SARIS: Accelerating Stencil Computations on Energy-Efficient RISC-V Compute Clusters with Indirect Stream Registers
Paul Scheffler, Luca Colagrande, Luca Benini
TL;DR
Stencil codes suffer from memory-access and address-calculation overheads on energy-efficient processors. The paper introduces SARIS, a generic approach that maps grid data accesses through register-mapped indirect streams to decouple memory movement from computation, enabling higher FPU utilization on RISC-V clusters. Evaluations on the open-source Snitch eight-core platform show substantial performance and energy-efficiency gains, and scale-out analysis on a 256-core manycore suggests continued benefits despite memory-system bandwidth constraints. The work contributes a flexible methodology, an open-source baseline plus SARIS-accelerated implementations, and demonstrates near-ideal utilization and competitive peak compute fractions relative to GPU code generators.
Abstract
Stencil codes are performance-critical in many compute-intensive applications, but suffer from significant address calculation and irregular memory access overheads.
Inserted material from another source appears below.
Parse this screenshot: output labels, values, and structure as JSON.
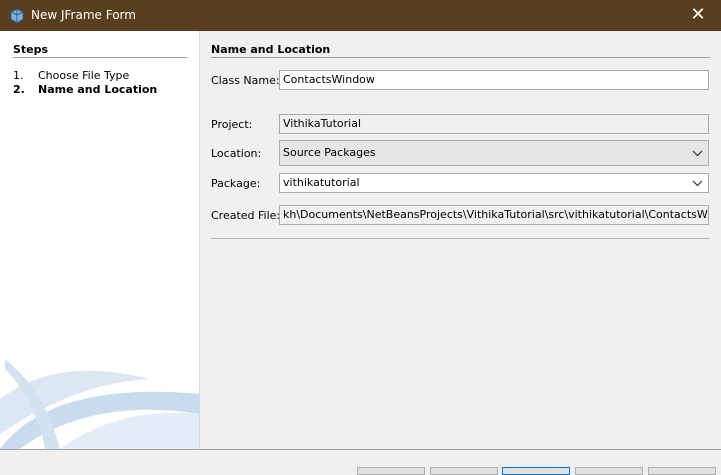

This work presents SARIS, a general and highly flexible methodology for stencil acceleration using register-mapped indirect streams. We demonstrate SARIS for various stencil codes on an eight-core RISC-V compute cluster with indirect stream registers, achieving significant speedups of 2.72x, near-ideal FPU utilizations of 81%, and energy efficiency improvements of 1.58x over an RV32G baseline on average. Scaling out to a 256-core manycore system, we estimate an average FPU utilization of 64%, an average speedup of 2.14x, and up to 15% higher fractions of peak compute than a leading GPU code generator.